LSTM architecture in Keras implementation?

2019-05-25 21:29发布

I am new to Keras and going through the LSTM and its implementation details in Keras documentation. It was going easy but suddenly I came through this SO post and the comment. It has confused me on what is the actual LSTM architecture:

Here is the code:

model = Sequential()
model.add(LSTM(32, input_shape=(10, 64)))
model.add(Dense(2))

As per my understanding, 10 denote the no. of time-steps and each one of them is fed to their respective LSTM cell; 64 denote the no. of features for each time-step.

But, the comment in the above post and the actual answer has confused me about the meaning of 32.

Also, how is the output from LSTM is getting connected to the Dense layer.

A hand-drawn diagrammatic explanation would be quite helpful in visualizing the architecture.

EDIT:

As far as this another SO post is concerned, then it means 32 represents the length of the output vector that is produced by each of the LSTM cells if return_sequences=True.

If that's true then how do we connect each of 32-dimensional output produced by each of the 10 LSTM cells to the next dense layer?

Also, kindly tell if the first SO post answer is ambiguous or not?

1条回答
Viruses.
2楼-- · 2019-05-25 22:22

how do we connect each of 32-dimensional output produced by each of the 10 LSTM cells to the next dense layer?

It depends on how you want to do it.
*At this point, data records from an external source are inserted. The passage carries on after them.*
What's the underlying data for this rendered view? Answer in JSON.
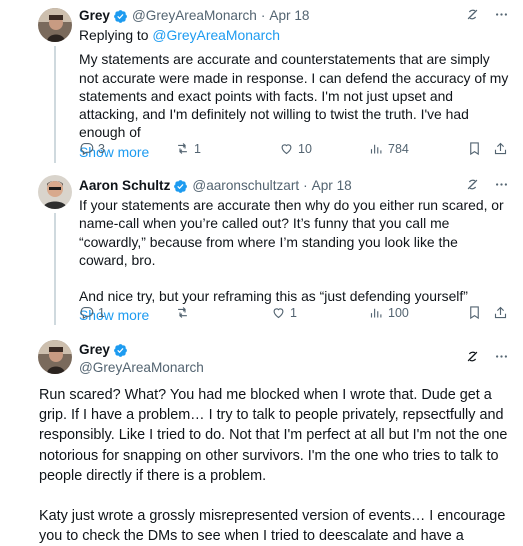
{
  "tweets": [
    {
      "name": "Grey",
      "handle": "@GreyAreaMonarch",
      "sep": "·",
      "date": "Apr 18",
      "replying_prefix": "Replying to ",
      "replying_handle": "@GreyAreaMonarch",
      "text": "My statements are accurate and counterstatements that are simply not accurate were made in response. I can defend the accuracy of my statements and exact points with facts. I'm not just upset and attacking, and I'm definitely not willing to twist the truth. I've had enough of",
      "show_more": "Show more",
      "replies": "3",
      "retweets": "1",
      "likes": "10",
      "views": "784"
    },
    {
      "name": "Aaron Schultz",
      "handle": "@aaronschultzart",
      "sep": "·",
      "date": "Apr 18",
      "text_p1": "If your statements are accurate then why do you either run scared, or name-call when you’re called out? It’s funny that you call me “cowardly,” because from where I’m standing you look like the coward, bro.",
      "text_p2": "And nice try, but your reframing this as “just defending yourself”",
      "show_more": "Show more",
      "replies": "1",
      "retweets": "",
      "likes": "1",
      "views": "100"
    },
    {
      "name": "Grey",
      "handle": "@GreyAreaMonarch",
      "text_p1": "Run scared? What? You had me blocked when I wrote that. Dude get a grip. If I have a problem… I try to talk to people privately, repsectfully and responsibly. Like I tried to do. Not that I'm perfect at all but I'm not the one notorious for snapping on other survivors. I'm the one who tries to talk to people directly if there is a problem.",
      "text_p2": "Katy just wrote a grossly misrepresented version of events… I encourage you to check the DMs to see when I tried to deescalate and have a"
    }
  ],
  "colors": {
    "accent": "#1d9bf0",
    "muted": "#536471",
    "text": "#0f1419",
    "divider": "#eff3f4"
  },
  "icons": [
    "verified-badge-icon",
    "grok-icon",
    "more-icon",
    "reply-icon",
    "retweet-icon",
    "like-icon",
    "views-icon",
    "bookmark-icon",
    "share-icon"
  ]
}
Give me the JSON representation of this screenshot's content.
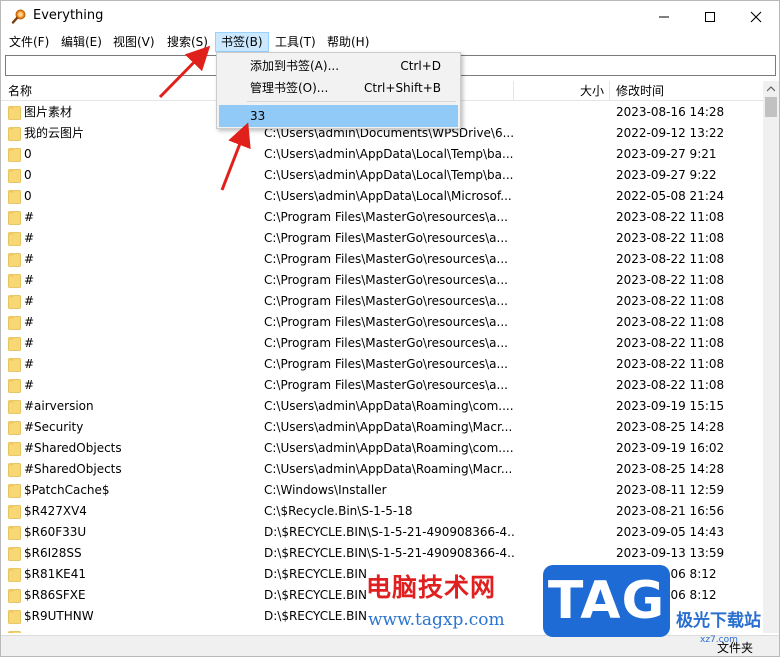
{
  "window": {
    "title": "Everything"
  },
  "menu": {
    "items": [
      "文件(F)",
      "编辑(E)",
      "视图(V)",
      "搜索(S)",
      "书签(B)",
      "工具(T)",
      "帮助(H)"
    ],
    "active_index": 4
  },
  "search": {
    "value": ""
  },
  "columns": {
    "name": "名称",
    "path": "",
    "size": "大小",
    "modified": "修改时间"
  },
  "bookmarks_menu": {
    "items": [
      {
        "label": "添加到书签(A)...",
        "shortcut": "Ctrl+D"
      },
      {
        "label": "管理书签(O)...",
        "shortcut": "Ctrl+Shift+B"
      }
    ],
    "bookmarks": [
      {
        "label": "33"
      }
    ]
  },
  "rows": [
    {
      "name": "图片素材",
      "path": "",
      "modified": "2023-08-16 14:28",
      "icon": "folder"
    },
    {
      "name": "我的云图片",
      "path": "C:\\Users\\admin\\Documents\\WPSDrive\\6...",
      "modified": "2022-09-12 13:22",
      "icon": "folder"
    },
    {
      "name": "0",
      "path": "C:\\Users\\admin\\AppData\\Local\\Temp\\ba...",
      "modified": "2023-09-27 9:21",
      "icon": "folder"
    },
    {
      "name": "0",
      "path": "C:\\Users\\admin\\AppData\\Local\\Temp\\ba...",
      "modified": "2023-09-27 9:22",
      "icon": "folder"
    },
    {
      "name": "0",
      "path": "C:\\Users\\admin\\AppData\\Local\\Microsof...",
      "modified": "2022-05-08 21:24",
      "icon": "folder"
    },
    {
      "name": "#",
      "path": "C:\\Program Files\\MasterGo\\resources\\a...",
      "modified": "2023-08-22 11:08",
      "icon": "folder"
    },
    {
      "name": "#",
      "path": "C:\\Program Files\\MasterGo\\resources\\a...",
      "modified": "2023-08-22 11:08",
      "icon": "folder"
    },
    {
      "name": "#",
      "path": "C:\\Program Files\\MasterGo\\resources\\a...",
      "modified": "2023-08-22 11:08",
      "icon": "folder"
    },
    {
      "name": "#",
      "path": "C:\\Program Files\\MasterGo\\resources\\a...",
      "modified": "2023-08-22 11:08",
      "icon": "folder"
    },
    {
      "name": "#",
      "path": "C:\\Program Files\\MasterGo\\resources\\a...",
      "modified": "2023-08-22 11:08",
      "icon": "folder"
    },
    {
      "name": "#",
      "path": "C:\\Program Files\\MasterGo\\resources\\a...",
      "modified": "2023-08-22 11:08",
      "icon": "folder"
    },
    {
      "name": "#",
      "path": "C:\\Program Files\\MasterGo\\resources\\a...",
      "modified": "2023-08-22 11:08",
      "icon": "folder"
    },
    {
      "name": "#",
      "path": "C:\\Program Files\\MasterGo\\resources\\a...",
      "modified": "2023-08-22 11:08",
      "icon": "folder"
    },
    {
      "name": "#",
      "path": "C:\\Program Files\\MasterGo\\resources\\a...",
      "modified": "2023-08-22 11:08",
      "icon": "folder"
    },
    {
      "name": "#airversion",
      "path": "C:\\Users\\admin\\AppData\\Roaming\\com....",
      "modified": "2023-09-19 15:15",
      "icon": "folder"
    },
    {
      "name": "#Security",
      "path": "C:\\Users\\admin\\AppData\\Roaming\\Macr...",
      "modified": "2023-08-25 14:28",
      "icon": "folder"
    },
    {
      "name": "#SharedObjects",
      "path": "C:\\Users\\admin\\AppData\\Roaming\\com....",
      "modified": "2023-09-19 16:02",
      "icon": "folder"
    },
    {
      "name": "#SharedObjects",
      "path": "C:\\Users\\admin\\AppData\\Roaming\\Macr...",
      "modified": "2023-08-25 14:28",
      "icon": "folder"
    },
    {
      "name": "$PatchCache$",
      "path": "C:\\Windows\\Installer",
      "modified": "2023-08-11 12:59",
      "icon": "folder"
    },
    {
      "name": "$R427XV4",
      "path": "C:\\$Recycle.Bin\\S-1-5-18",
      "modified": "2023-08-21 16:56",
      "icon": "folder"
    },
    {
      "name": "$R60F33U",
      "path": "D:\\$RECYCLE.BIN\\S-1-5-21-490908366-4...",
      "modified": "2023-09-05 14:43",
      "icon": "folder"
    },
    {
      "name": "$R6I28SS",
      "path": "D:\\$RECYCLE.BIN\\S-1-5-21-490908366-4...",
      "modified": "2023-09-13 13:59",
      "icon": "folder"
    },
    {
      "name": "$R81KE41",
      "path": "D:\\$RECYCLE.BIN",
      "modified": "2023-09-06 8:12",
      "icon": "folder"
    },
    {
      "name": "$R86SFXE",
      "path": "D:\\$RECYCLE.BIN",
      "modified": "2023-09-06 8:12",
      "icon": "folder"
    },
    {
      "name": "$R9UTHNW",
      "path": "D:\\$RECYCLE.BIN",
      "modified": "14:43",
      "icon": "folder"
    },
    {
      "name": "",
      "path": "",
      "modified": "",
      "icon": "folder"
    }
  ],
  "status": {
    "text": "文件夹"
  },
  "watermark": {
    "site_name": "电脑技术网",
    "url": "www.tagxp.com",
    "tag": "TAG",
    "download": "极光下载站",
    "download_url": "xz7.com"
  },
  "colors": {
    "menu_active_bg": "#cce8ff",
    "dropdown_highlight": "#91c9f7",
    "folder": "#f8d775",
    "arrow": "#e0201a"
  }
}
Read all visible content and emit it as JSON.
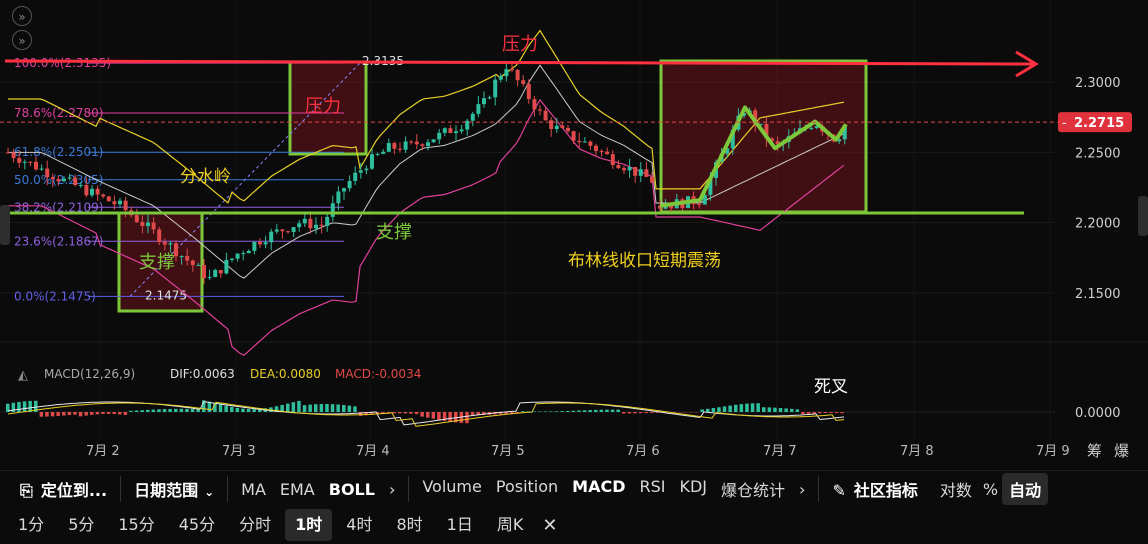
{
  "chart_data": {
    "type": "candlestick",
    "price_axis": {
      "min": 2.12,
      "max": 2.33,
      "ticks": [
        "2.3000",
        "2.2500",
        "2.2000",
        "2.1500"
      ]
    },
    "last_price": "2.2715",
    "x_ticks": [
      "7月 2",
      "7月 3",
      "7月 4",
      "7月 5",
      "7月 6",
      "7月 7",
      "7月 8",
      "7月 9"
    ],
    "fib_levels": [
      {
        "label": "100.0%(2.3135)",
        "value": 2.3135,
        "color": "#e040a0"
      },
      {
        "label": "78.6%(2.2780)",
        "value": 2.278,
        "color": "#e040a0"
      },
      {
        "label": "61.8%(2.2501)",
        "value": 2.2501,
        "color": "#3a7ad8"
      },
      {
        "label": "50.0%(2.2305)",
        "value": 2.2305,
        "color": "#3a7ad8"
      },
      {
        "label": "38.2%(2.2109)",
        "value": 2.2109,
        "color": "#9060e0"
      },
      {
        "label": "23.6%(2.1867)",
        "value": 2.1867,
        "color": "#9060e0"
      },
      {
        "label": "0.0%(2.1475)",
        "value": 2.1475,
        "color": "#6060e8"
      }
    ],
    "high_label": "2.3135",
    "low_label": "2.1475",
    "annotations": {
      "resistance": "压力",
      "resistance_box": "压力",
      "support": "支撑",
      "support_box": "支撑",
      "watershed": "分水岭",
      "bollinger_note": "布林线收口短期震荡",
      "death_cross": "死叉"
    },
    "macd": {
      "label": "MACD(12,26,9)",
      "dif": "DIF:0.0063",
      "dea": "DEA:0.0080",
      "macd": "MACD:-0.0034",
      "axis_label": "0.0000"
    },
    "corner_labels": [
      "筹",
      "爆"
    ]
  },
  "toolbar": {
    "locate": "定位到...",
    "date_range": "日期范围",
    "indicators_main": [
      {
        "label": "MA",
        "active": false
      },
      {
        "label": "EMA",
        "active": false
      },
      {
        "label": "BOLL",
        "active": true
      }
    ],
    "indicators_sub": [
      {
        "label": "Volume",
        "active": false
      },
      {
        "label": "Position",
        "active": false
      },
      {
        "label": "MACD",
        "active": true
      },
      {
        "label": "RSI",
        "active": false
      },
      {
        "label": "KDJ",
        "active": false
      },
      {
        "label": "爆仓统计",
        "active": false
      }
    ],
    "community": "社区指标",
    "log_scale": "对数",
    "percent": "%",
    "auto": "自动"
  },
  "intervals": {
    "items": [
      "1分",
      "5分",
      "15分",
      "45分",
      "分时",
      "1时",
      "4时",
      "8时",
      "1日",
      "周K"
    ],
    "active": "1时"
  },
  "colors": {
    "up": "#2fbf9e",
    "down": "#e04a4a",
    "green_annotation": "#7dc83a",
    "red_annotation": "#ff3040",
    "yellow_text": "#f0d020",
    "boll_upper": "#e8d028",
    "boll_mid": "#cccccc",
    "boll_lower": "#e0409a"
  }
}
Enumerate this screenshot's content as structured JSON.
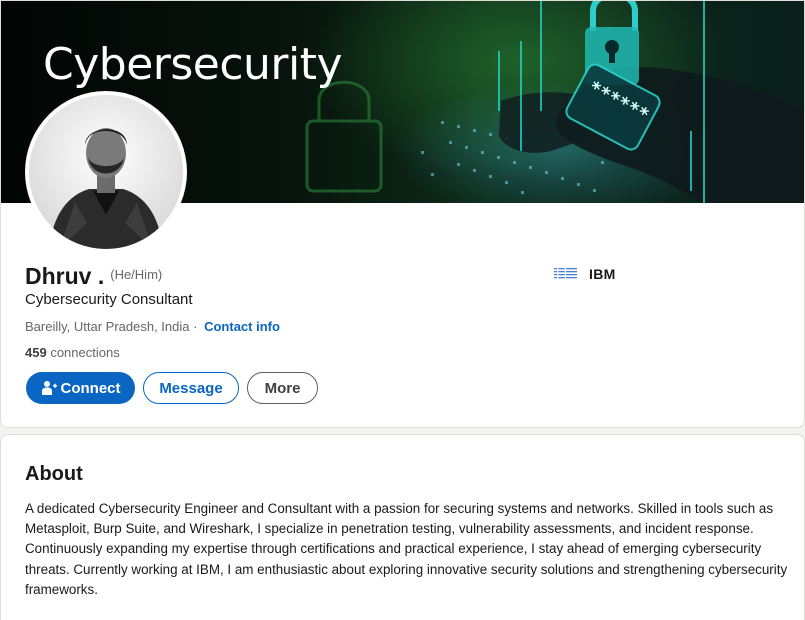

Suppose you have:

model.add(LSTM(32, input_shape=(10, 64), return_sequences=True))

Then, the output of that layer has shape (10, 32). At this point, you can either use a Flatten layer to get a single vector with 320 components, or use a TimeDistributed to work on each of the 10 vectors independently:

model.add(TimeDistributed(Dense(15))

The output shape of this layer is (10, 15), and the same weights are applied to the output of every LSTM unit.

it's easy to figure out the no. of LSTM cells required for the input(specified in timespan)

How to figure out the no. of LSTM units required in the output?

You either get the output of the last LSTM cell (last timestep) or the output of every LSTM cell, depending on the value of return_sequences. As for the dimensionality of the output vector, that's just a choice you have to make, just like the size of a dense layer, or number of filters in a conv layer.

how each of the 32-dim vector from the 10 LSTM cells get connected to TimeDistributed layer?

Following the previous example, you would have a (10, 32) tensor, i.e. a size-32 vector for each of the 10 LSTM cells. What TimeDistributed(Dense(15)) does, is to create a (15, 32) weight matrix and a bias vector of size 15, and do:

for h_t in lstm_outputs:
    dense_outputs.append(
        activation(dense_weights.dot(h_t) + dense_bias)
    )

Hence, dense_outputs has size (10, 15), and the same weights were applied to every LSTM output, independently.

Note that everything still works when you don't know how many timesteps you need, e.g. for machine translation. In this case, you use None for the timestep; everything that I wrote still applies, with the only difference that the number of timesteps is not fixed anymore. Keras will repeat LSTM, TimeDistributed, etc. for as many times as necessary (which depend on the input).